Un’emergenza silenziosa e strutturale si sta consumando in Campania, e non solo, coinvolgendo centinaia di lavoratori migranti provenienti dal Bangladesh, intrappolati in una rete di sfruttamento che mette a rischio la loro dignità e la sicurezza dell’intero sistema economico.
La denuncia, sollevata dalla Cgil di Napoli e Campania, rivela una spirale di illegalità alimentata da false promesse e dall’inadeguatezza di un sistema di flussi migratori che si dimostra vulnerabile a manipolazioni criminali.
Il nodo centrale della vicenda è l’impossibilità per circa 400 lavoratori, regolarmente entrati in Italia tramite il Decreto Flussi – un atto che, in teoria, garantisce l’ingresso legale – di ottenere il permesso di soggiorno.
La ragione? L’irreperibilità dei presunti datori di lavoro.
Questo vuoto legislativo, aggravato da una carenza di controlli efficaci, trasforma l’illusione di un’opportunità lavorativa in una condizione di precarietà assoluta.
La Cgil ha raccolto 398 istanze documentate tra il 2022 e il 2024, distribuite tra le province di Napoli (197), Salerno (68), Caserta (43), Avellino (11) e Benevento (2).
Un dato significativo è rappresentato dai 77 “nulla osta” registrati in altre province e regioni italiane, spesso gestiti da professionisti, CAF e consulenti con sede a Napoli e provincia, evidenziando un’articolata rete di intermediari che lucra sulle speranze dei migranti.
I settori maggiormente coinvolti in questo sistema di sfruttamento comprendono l’agricoltura, la ristorazione, il tessile e l’edilizia, comparti spesso caratterizzati da una forte informalità e da una scarsa propensione al rispetto delle normative sul lavoro.
L’assenza di un rapporto di lavoro reale costringe i lavoratori a operare in nero, alimentando un’economia sommersa che danneggia lo Stato e sottrae diritti fondamentali agli stessi lavoratori.
Il fenomeno, come sottolinea il segretario generale della Cgil Napoli e Campania, Nicola Ricci, costituisce un “beffeggiamento” nei confronti di chi intraprende un viaggio spesso costoso e rischioso nella speranza di una vita migliore.
La legge Bossi-Fini, ancora in vigore, si rivela un ostacolo all’integrazione e un terreno fertile per la criminalità organizzata, che gestisce una filiera di false aspettative, nulla osta falsi e aziende fantasma.

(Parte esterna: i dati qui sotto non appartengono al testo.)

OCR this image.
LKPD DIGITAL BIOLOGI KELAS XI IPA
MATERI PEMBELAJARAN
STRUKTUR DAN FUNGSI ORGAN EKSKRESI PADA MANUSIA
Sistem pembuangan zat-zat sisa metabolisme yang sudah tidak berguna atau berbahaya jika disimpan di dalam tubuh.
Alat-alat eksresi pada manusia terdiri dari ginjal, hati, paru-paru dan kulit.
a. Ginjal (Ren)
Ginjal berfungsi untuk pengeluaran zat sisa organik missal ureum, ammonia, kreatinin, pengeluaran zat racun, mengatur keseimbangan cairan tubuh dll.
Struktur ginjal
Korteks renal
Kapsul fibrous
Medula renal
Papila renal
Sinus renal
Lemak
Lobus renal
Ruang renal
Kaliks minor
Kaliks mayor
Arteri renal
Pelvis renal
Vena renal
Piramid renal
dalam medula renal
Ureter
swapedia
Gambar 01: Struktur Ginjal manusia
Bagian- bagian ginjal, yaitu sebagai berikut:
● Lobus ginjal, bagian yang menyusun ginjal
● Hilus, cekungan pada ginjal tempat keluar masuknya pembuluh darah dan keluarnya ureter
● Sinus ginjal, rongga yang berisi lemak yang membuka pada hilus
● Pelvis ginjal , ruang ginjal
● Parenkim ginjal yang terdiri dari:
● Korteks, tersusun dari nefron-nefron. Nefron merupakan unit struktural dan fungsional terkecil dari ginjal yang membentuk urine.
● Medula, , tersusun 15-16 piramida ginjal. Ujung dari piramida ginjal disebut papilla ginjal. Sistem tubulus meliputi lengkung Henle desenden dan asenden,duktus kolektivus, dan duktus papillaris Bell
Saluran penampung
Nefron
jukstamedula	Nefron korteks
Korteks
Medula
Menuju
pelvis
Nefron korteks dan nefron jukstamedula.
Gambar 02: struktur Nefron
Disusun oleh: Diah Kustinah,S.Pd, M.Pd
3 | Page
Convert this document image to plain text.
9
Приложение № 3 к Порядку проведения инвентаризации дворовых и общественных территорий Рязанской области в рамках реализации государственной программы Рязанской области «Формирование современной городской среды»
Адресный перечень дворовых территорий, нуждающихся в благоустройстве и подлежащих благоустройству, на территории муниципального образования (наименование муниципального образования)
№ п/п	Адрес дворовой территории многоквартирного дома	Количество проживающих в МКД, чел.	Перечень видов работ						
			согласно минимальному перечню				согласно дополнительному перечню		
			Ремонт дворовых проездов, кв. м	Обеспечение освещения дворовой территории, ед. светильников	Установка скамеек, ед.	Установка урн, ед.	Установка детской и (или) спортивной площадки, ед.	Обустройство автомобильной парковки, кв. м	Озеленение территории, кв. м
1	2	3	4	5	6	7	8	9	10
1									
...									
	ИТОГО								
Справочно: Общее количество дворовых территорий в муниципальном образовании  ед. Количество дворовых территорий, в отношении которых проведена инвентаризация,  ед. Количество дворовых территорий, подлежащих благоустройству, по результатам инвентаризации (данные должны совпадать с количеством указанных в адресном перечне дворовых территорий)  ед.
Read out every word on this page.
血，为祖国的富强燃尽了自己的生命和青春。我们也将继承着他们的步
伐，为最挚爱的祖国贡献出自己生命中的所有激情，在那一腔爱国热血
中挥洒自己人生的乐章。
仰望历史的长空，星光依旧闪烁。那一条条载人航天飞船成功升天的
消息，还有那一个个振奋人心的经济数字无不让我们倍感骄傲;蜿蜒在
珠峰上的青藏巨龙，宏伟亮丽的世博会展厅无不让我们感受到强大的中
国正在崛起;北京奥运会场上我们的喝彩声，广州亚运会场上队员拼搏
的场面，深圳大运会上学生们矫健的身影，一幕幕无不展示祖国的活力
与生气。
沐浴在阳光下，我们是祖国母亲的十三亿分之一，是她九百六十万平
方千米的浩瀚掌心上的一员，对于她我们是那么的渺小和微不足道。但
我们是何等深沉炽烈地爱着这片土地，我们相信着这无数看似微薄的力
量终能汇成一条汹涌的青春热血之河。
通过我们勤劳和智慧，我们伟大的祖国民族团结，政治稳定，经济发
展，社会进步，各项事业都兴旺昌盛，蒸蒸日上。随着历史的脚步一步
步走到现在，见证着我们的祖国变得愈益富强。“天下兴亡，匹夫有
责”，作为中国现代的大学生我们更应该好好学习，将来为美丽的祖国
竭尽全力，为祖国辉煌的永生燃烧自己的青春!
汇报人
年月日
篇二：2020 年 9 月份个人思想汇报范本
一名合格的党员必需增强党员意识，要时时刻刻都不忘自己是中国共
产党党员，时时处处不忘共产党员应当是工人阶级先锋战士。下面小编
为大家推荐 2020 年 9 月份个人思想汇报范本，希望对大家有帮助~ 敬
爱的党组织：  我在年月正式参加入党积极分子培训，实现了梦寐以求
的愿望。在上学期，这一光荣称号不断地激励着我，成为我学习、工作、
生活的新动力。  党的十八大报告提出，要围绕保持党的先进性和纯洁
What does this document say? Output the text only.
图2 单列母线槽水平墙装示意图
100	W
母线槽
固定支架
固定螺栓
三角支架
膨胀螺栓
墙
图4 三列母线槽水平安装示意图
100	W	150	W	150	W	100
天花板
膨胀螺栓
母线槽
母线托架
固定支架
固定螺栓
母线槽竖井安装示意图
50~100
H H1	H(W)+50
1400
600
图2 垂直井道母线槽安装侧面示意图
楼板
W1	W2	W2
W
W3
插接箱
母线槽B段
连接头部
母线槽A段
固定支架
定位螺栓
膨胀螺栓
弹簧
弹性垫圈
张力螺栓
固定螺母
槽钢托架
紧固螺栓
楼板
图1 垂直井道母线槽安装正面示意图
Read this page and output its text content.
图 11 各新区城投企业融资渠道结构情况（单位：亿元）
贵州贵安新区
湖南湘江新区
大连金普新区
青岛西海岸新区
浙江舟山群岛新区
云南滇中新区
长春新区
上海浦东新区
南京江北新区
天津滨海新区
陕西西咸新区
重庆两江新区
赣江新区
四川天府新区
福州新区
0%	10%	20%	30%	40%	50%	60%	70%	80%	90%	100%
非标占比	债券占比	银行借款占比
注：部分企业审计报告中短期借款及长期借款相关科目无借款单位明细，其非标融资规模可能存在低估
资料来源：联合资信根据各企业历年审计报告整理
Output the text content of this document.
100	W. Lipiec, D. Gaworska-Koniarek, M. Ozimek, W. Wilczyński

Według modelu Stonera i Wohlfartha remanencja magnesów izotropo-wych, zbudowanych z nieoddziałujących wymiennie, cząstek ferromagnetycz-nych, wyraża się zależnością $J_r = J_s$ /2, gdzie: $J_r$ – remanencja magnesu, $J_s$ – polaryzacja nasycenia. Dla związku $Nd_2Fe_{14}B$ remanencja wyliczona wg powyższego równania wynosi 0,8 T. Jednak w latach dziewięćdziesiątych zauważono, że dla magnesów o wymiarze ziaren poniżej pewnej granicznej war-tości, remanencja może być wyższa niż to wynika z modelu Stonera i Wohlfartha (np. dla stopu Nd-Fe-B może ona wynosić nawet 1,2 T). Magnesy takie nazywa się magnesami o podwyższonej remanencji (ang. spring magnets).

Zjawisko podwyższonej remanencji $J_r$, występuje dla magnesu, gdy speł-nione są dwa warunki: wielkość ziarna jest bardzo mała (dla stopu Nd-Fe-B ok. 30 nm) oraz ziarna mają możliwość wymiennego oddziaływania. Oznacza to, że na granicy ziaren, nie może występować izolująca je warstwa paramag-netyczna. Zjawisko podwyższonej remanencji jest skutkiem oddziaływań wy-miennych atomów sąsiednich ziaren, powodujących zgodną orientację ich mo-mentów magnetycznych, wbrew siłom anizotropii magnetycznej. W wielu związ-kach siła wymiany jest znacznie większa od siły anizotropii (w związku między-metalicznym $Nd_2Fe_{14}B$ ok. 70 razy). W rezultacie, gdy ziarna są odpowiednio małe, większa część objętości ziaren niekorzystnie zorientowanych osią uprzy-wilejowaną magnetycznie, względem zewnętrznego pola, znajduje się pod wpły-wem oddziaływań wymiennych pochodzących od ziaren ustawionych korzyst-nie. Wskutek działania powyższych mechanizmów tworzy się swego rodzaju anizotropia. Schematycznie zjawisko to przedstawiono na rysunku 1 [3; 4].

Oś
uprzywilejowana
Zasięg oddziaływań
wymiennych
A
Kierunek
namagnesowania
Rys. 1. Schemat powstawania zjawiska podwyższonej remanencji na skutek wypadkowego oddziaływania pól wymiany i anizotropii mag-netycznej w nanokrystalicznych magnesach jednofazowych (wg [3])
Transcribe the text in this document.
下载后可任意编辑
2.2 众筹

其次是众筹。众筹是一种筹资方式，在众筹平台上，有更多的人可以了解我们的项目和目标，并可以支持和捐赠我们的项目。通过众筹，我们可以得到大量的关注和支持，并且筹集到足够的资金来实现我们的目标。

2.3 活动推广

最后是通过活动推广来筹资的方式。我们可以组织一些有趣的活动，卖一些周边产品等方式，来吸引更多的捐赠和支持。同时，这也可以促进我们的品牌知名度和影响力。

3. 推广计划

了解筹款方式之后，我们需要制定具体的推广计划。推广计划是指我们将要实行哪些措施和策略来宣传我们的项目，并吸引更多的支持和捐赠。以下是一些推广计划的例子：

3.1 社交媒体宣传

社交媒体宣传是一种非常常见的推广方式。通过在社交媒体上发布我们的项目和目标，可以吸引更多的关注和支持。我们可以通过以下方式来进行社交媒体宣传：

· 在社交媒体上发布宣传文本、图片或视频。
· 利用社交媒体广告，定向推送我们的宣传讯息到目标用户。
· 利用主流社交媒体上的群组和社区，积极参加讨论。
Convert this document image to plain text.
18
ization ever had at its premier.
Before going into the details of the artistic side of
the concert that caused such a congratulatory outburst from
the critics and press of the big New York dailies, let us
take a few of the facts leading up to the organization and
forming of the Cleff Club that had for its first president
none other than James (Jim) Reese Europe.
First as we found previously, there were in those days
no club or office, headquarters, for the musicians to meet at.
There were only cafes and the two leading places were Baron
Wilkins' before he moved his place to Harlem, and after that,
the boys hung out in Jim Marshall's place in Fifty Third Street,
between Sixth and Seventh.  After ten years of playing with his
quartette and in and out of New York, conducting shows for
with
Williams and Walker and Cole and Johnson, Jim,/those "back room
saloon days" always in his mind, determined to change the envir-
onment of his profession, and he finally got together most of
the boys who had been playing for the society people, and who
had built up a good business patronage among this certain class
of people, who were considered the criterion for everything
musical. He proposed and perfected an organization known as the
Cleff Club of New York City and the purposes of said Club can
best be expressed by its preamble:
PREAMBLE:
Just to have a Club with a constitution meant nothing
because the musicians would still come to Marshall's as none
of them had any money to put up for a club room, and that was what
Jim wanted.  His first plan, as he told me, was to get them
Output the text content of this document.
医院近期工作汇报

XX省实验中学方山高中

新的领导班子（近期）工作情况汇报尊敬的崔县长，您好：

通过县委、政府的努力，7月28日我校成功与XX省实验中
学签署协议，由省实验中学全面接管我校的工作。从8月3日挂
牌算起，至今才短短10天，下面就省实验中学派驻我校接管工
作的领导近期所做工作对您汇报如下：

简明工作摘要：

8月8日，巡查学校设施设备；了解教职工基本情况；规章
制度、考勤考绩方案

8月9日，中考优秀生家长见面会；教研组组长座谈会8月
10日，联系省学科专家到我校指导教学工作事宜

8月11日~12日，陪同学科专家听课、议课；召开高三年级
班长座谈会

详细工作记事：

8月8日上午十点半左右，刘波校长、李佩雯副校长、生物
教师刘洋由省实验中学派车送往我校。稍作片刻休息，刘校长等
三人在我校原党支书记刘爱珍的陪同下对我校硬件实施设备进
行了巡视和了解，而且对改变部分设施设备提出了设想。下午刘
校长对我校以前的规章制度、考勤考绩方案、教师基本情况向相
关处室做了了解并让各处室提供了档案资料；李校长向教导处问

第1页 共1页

La Cgil chiede un intervento urgente del Governo, in concomitanza con l’approvazione della legge finanziaria, stanziando risorse specifiche per aiutare questi lavoratori a regolarizzare la propria posizione e a uscire dalla condizione di illegalità.
È fondamentale, inoltre, rafforzare l’azione della magistratura, incentivando indagini approfondite per smantellare le reti criminali che si nascondono dietro questo sistema di sfruttamento e per punire i responsabili.
La situazione richiede una riflessione più ampia sulla politica migratoria italiana, promuovendo canali di ingresso regolari e controllati e garantendo la tutela dei diritti dei lavoratori migranti, per evitare che l’illusione di un futuro migliore si trasformi in un incubo di sfruttamento e marginalizzazione.